Cross-Validation Tab (Mining Accuracy Chart View)
Applies To: SQL Server 2016
Cross-validation lets you partition a mining structure into cross-sections and iteratively train and test models against each cross-section. You specify a number of folds to divide the data into, and each fold is used in turn as the test data, whereas the remaining data is used to train a new model. Analysis Services then generates a set of standard accuracy metrics for each model. By comparing the metrics for the models generated for each cross-section, you can get a good idea of how reliable the mining model is for the whole data set.
For more information, see Cross-Validation (Analysis Services - Data Mining).
Specify the number of folds.
Specify the maximum number of cases to use for cross-validation.
Specify the predictable column.
Optionally, specify a predictable state.
Optionally, set parameters that control how the accuracy of prediction is assessed.
Click Get Results to display the results of cross-validation.
Specify the number of folds, or partitions, to create. The minimum value is 2, meaning that half the data set is used for testing and half for training.
The maximum value is 10 for session mining structures.
The maximum value is 256 if the mining structure is stored in an instance of Analysis Services.
Specify the maximum number of cases to use for cross-validation. The number of cases in any particular fold is equal to the Max Cases value divided by the Fold Count value.
If you use 0, all cases in the source data are used for cross-validation.
There is no default value.
Select a column from the list of predictable columns found in all models. You can only select one predictable column every time that you perform cross-validation.
To test only clustering models, select Cluster.
Type a value, or select a target value from a drop-down list of values.
The default value is null, indicating that all states are to be tested.
Disabled for clustering models.
Specify a value between 0 and 1 that indicates the prediction probability above which a predicted state is considered to be correct. The value can be set in 0.1 increments.
The default is null, indicating that the most probable prediction is counted as correct.
Click to begin cross-validation of the model using the specified parameters.
The model is partitioned into the specified number of folds and a separate model is tested for each fold. Therefore, it might take some time for cross-validation to return the results.
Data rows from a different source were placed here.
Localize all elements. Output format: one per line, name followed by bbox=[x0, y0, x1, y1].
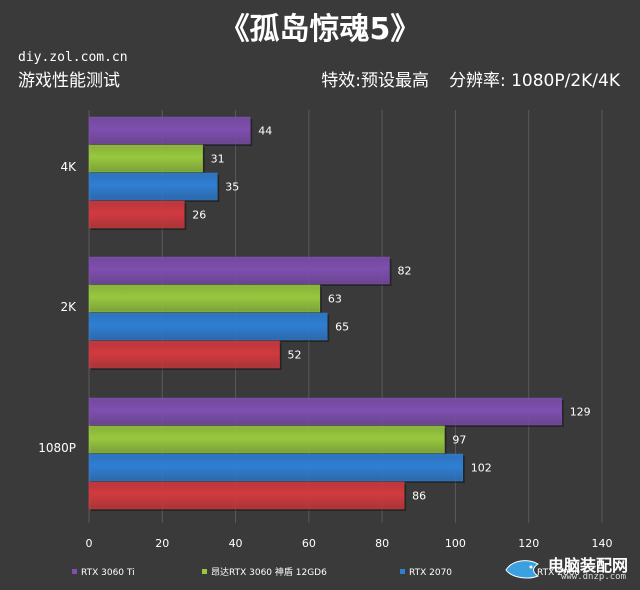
legend-label-1: 昂达RTX 3060 神盾 12GD6 bbox=[211, 566, 327, 578]
legend-swatch-1 bbox=[202, 569, 207, 574]
bar-2K-0 bbox=[88, 256, 390, 285]
data-label-1080P-2: 102 bbox=[471, 462, 492, 475]
watermark-name: 电脑装配网 bbox=[547, 556, 628, 575]
x-tick-label-100: 100 bbox=[445, 537, 466, 550]
category-label-2K: 2K bbox=[60, 300, 77, 314]
data-label-4K-1: 31 bbox=[211, 153, 225, 166]
bar-layer bbox=[88, 116, 564, 511]
x-tick-label-80: 80 bbox=[375, 537, 389, 550]
category-label-1080P: 1080P bbox=[38, 441, 76, 455]
bar-2K-3 bbox=[88, 340, 280, 369]
legend-layer: RTX 3060 Ti 昂达RTX 3060 神盾 12GD6 RTX 2070 RT… bbox=[72, 566, 580, 578]
bar-4K-3 bbox=[88, 200, 185, 229]
data-label-2K-0: 82 bbox=[397, 265, 411, 278]
data-label-4K-2: 35 bbox=[225, 181, 239, 194]
data-label-2K-1: 63 bbox=[328, 293, 342, 306]
bar-4K-1 bbox=[88, 144, 203, 173]
bar-2K-1 bbox=[88, 284, 321, 313]
category-label-4K: 4K bbox=[60, 160, 77, 174]
legend-label-2: RTX 2070 bbox=[409, 568, 452, 578]
bar-4K-0 bbox=[88, 116, 251, 145]
resolution-label: 分辨率: 1080P/2K/4K bbox=[448, 71, 620, 91]
x-tick-label-120: 120 bbox=[518, 537, 539, 550]
bar-1080P-0 bbox=[88, 397, 562, 426]
bar-1080P-3 bbox=[88, 481, 405, 510]
bar-1080P-2 bbox=[88, 453, 464, 482]
watermark: 电脑装配网 www.dnzp.com bbox=[504, 552, 634, 586]
legend-swatch-2 bbox=[400, 569, 405, 574]
legend-label-0: RTX 3060 Ti bbox=[81, 568, 135, 578]
x-tick-label-40: 40 bbox=[229, 537, 243, 550]
bar-2K-2 bbox=[88, 312, 328, 341]
watermark-url: www.dnzp.com bbox=[560, 572, 626, 582]
bar-4K-2 bbox=[88, 172, 218, 201]
x-tick-label-60: 60 bbox=[302, 537, 316, 550]
data-label-1080P-1: 97 bbox=[452, 434, 466, 447]
x-tick-label-0: 0 bbox=[86, 537, 93, 550]
data-label-2K-3: 52 bbox=[288, 349, 302, 362]
legend-swatch-0 bbox=[72, 569, 77, 574]
chart-title: 《孤岛惊魂5》 bbox=[219, 12, 421, 47]
data-label-1080P-0: 129 bbox=[570, 406, 591, 419]
fish-logo-icon bbox=[505, 560, 540, 579]
x-tick-label-20: 20 bbox=[155, 537, 169, 550]
legend-label-3: RTX 2060 bbox=[537, 568, 580, 578]
site-label: diy.zol.com.cn bbox=[18, 50, 128, 65]
settings-label: 特效:预设最高 分辨率: 1080P/2K/4K bbox=[301, 66, 620, 91]
bar-1080P-1 bbox=[88, 425, 445, 454]
x-tick-label-140: 140 bbox=[592, 537, 613, 550]
data-label-1080P-3: 86 bbox=[412, 490, 426, 503]
data-label-4K-3: 26 bbox=[192, 209, 206, 222]
effects-label: 特效:预设最高 bbox=[321, 71, 429, 91]
label-layer: 0 20 40 60 80 100 120 140 4K 44 31 35 26 2K 82 63 65 52 10… bbox=[38, 125, 612, 551]
data-label-2K-2: 65 bbox=[335, 321, 349, 334]
chart-subtitle: 游戏性能测试 bbox=[18, 71, 120, 91]
data-label-4K-0: 44 bbox=[258, 125, 272, 138]
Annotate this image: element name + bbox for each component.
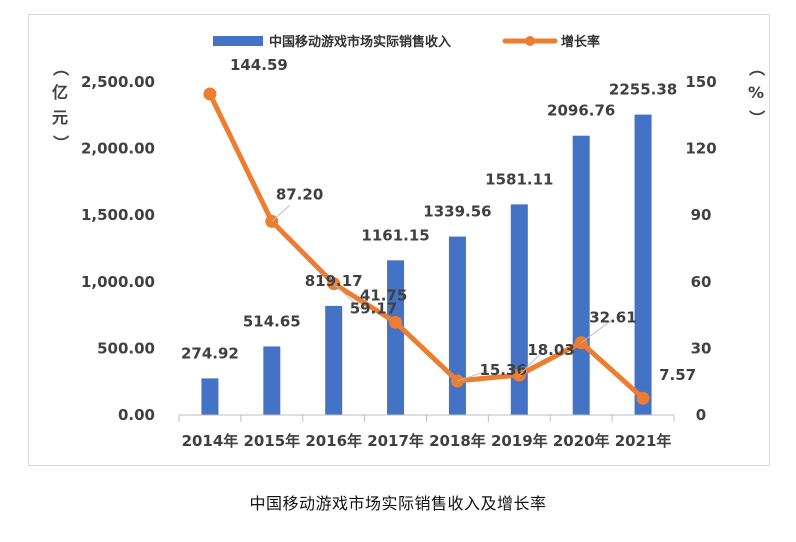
x-axis: 2014年 2015年 2016年 2017年 2018年 2019年 2020年 2021年 [178, 414, 675, 450]
line-label-leader [580, 320, 612, 344]
line-data-label: 41.75 [360, 286, 407, 304]
bar-data-label: 2255.38 [609, 81, 677, 99]
bar [201, 378, 219, 415]
legend-line-label: 增长率 [561, 34, 600, 50]
x-tick-label: 2014年 [182, 432, 239, 450]
y-left-tick-label: 0.00 [118, 406, 155, 424]
legend-bar-label: 中国移动游戏市场实际销售收入 [269, 34, 451, 50]
legend-line-marker [525, 36, 535, 46]
x-tick-label: 2017年 [367, 432, 424, 450]
bar-series [201, 114, 652, 416]
growth-line [207, 91, 646, 401]
bar-data-label: 1161.15 [361, 226, 429, 244]
y-left-tick-label: 500.00 [97, 339, 155, 357]
y-left-ticks: 0.00 500.00 1,000.00 1,500.00 2,000.00 2,500.… [81, 73, 155, 424]
line-data-label: 15.36 [479, 361, 526, 379]
bar [325, 305, 343, 415]
y-left-label-char: （ [51, 60, 70, 76]
chart-caption: 中国移动游戏市场实际销售收入及增长率 [249, 494, 547, 513]
x-tick-label: 2019年 [491, 432, 548, 450]
bar [263, 346, 281, 415]
chart-frame: 中国移动游戏市场实际销售收入 增长率 （ 亿元 ） （% ） 0.00 500.00 1,0… [28, 14, 770, 466]
y-right-tick-label: 0 [696, 406, 706, 424]
y-right-axis-label: （% ） [747, 60, 766, 126]
y-right-tick-label: 60 [691, 273, 712, 291]
y-left-tick-label: 1,000.00 [81, 273, 155, 291]
line-data-label: 7.57 [659, 366, 696, 384]
bar-data-label: 819.17 [305, 272, 363, 290]
x-tick-label: 2021年 [615, 432, 672, 450]
line-label-leader [457, 370, 488, 382]
chart-svg: 中国移动游戏市场实际销售收入 增长率 （ 亿元 ） （% ） 0.00 500.00 1,0… [51, 34, 766, 450]
y-left-label-char: ） [51, 135, 70, 151]
y-right-tick-label: 90 [691, 206, 712, 224]
legend: 中国移动游戏市场实际销售收入 增长率 [213, 34, 600, 50]
line-data-label: 87.20 [276, 185, 323, 203]
y-right-ticks: 0 30 60 90 120 150 [685, 73, 716, 424]
line-point [389, 315, 403, 329]
bar-data-label: 274.92 [181, 344, 239, 362]
line-data-label: 18.03 [527, 341, 574, 359]
y-right-tick-label: 120 [685, 140, 716, 158]
bar [448, 236, 466, 415]
line-data-label: 144.59 [230, 56, 288, 74]
x-tick-label: 2020年 [553, 432, 610, 450]
x-tick-label: 2016年 [305, 432, 362, 450]
y-left-tick-label: 1,500.00 [81, 206, 155, 224]
y-left-axis-label: （ 亿元 ） [51, 60, 70, 151]
line-label-leader [518, 354, 540, 376]
y-right-label-char: （ [747, 60, 766, 76]
bar [572, 135, 590, 415]
bar-data-label: 514.65 [243, 312, 301, 330]
y-left-tick-label: 2,500.00 [81, 73, 155, 91]
bar-data-label: 2096.76 [547, 102, 615, 120]
x-tick-label: 2018年 [429, 432, 486, 450]
y-left-tick-label: 2,000.00 [81, 140, 155, 158]
bar-data-label: 1581.11 [485, 170, 553, 188]
line-point [203, 87, 217, 101]
x-tick-label: 2015年 [243, 432, 300, 450]
legend-bar-swatch [213, 36, 263, 46]
y-right-tick-label: 30 [691, 339, 712, 357]
line-series [203, 87, 650, 405]
y-right-label-char: ） [747, 110, 766, 126]
y-right-label-char: % [748, 83, 764, 102]
line-point [636, 391, 650, 405]
line-label-leader [333, 283, 363, 311]
bar [387, 260, 405, 415]
bar [634, 114, 652, 416]
bar [510, 204, 528, 415]
line-label-leader [271, 205, 291, 222]
bar-data-label: 1339.56 [423, 203, 491, 221]
y-left-label-char: 亿 [52, 83, 68, 102]
line-data-label: 59.17 [350, 300, 397, 318]
line-data-label: 32.61 [589, 309, 636, 327]
y-right-tick-label: 150 [685, 73, 716, 91]
y-left-label-char: 元 [52, 108, 68, 127]
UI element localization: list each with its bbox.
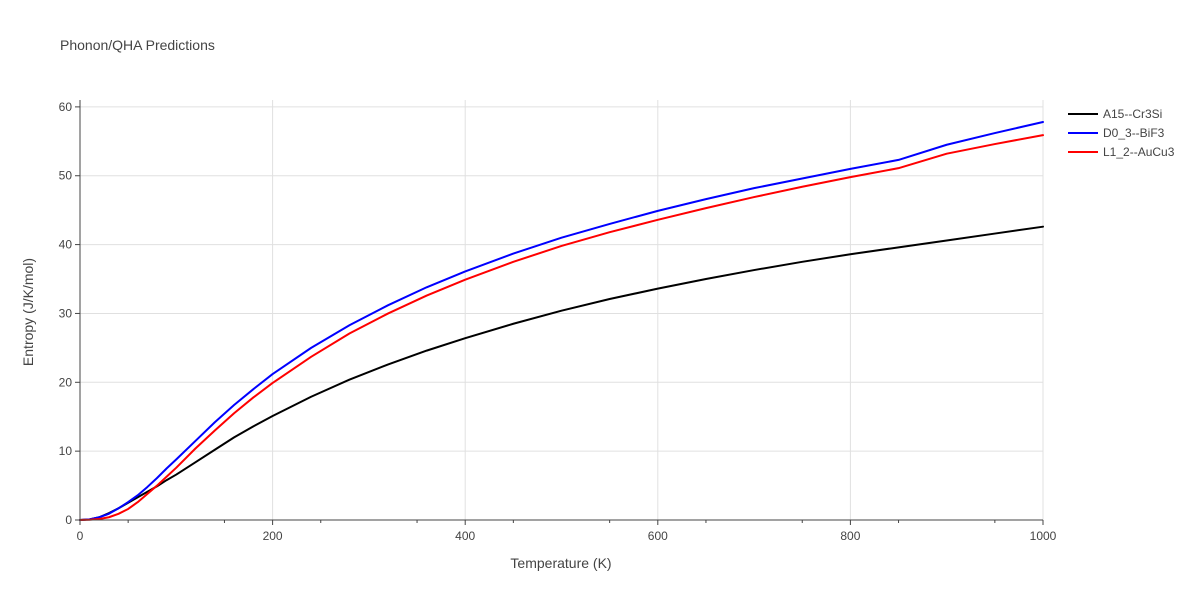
y-tick-label: 50 [59, 169, 73, 183]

For more information about how to interpret the results of the cross-validation report, see Measures in the Cross-Validation Report.
You can control the standard for measuring prediction accuracy by setting a value for Target Threshold. A threshold represents a kind of accuracy bar. Each prediction is assigned a probability that the predicted value is correct. Therefore, if you set the Target Threshold value closer to 1, you are requiring that the probability for any particular prediction to be fairly high to be counted as a good prediction. Conversely, if you set Target Threshold closer to 0, even predictions with lower probability values are counted as "good" predictions.
There is no recommended threshold value because the probability of any prediction depends on the amount of data and the type of prediction you are making. You should review some predictions at different probability levels to determine an appropriate accuracy bar for your data. It is important that you do this, because the value that you set for Target Threshold affects the measured accuracy of the model.
For example, suppose three predictions are made for a particular target state, and the probabilities of each prediction are 0.05, 0.15, and 0.8. If you set the threshold to 0.5, only one prediction is counted as being correct. If you set Target Threshold to 0.10, two predictions are counted as being correct.
When Target Threshold is set to null, which is the default value, the most probable prediction for each case is counted as correct. In the example just cited, 0.05, 0.15, and 0.8 are the probabilities for predictions in three different cases. Although the probabilities are very different, each prediction would be counted as correct, because each case generates only one prediction and these are the best predictions for these cases.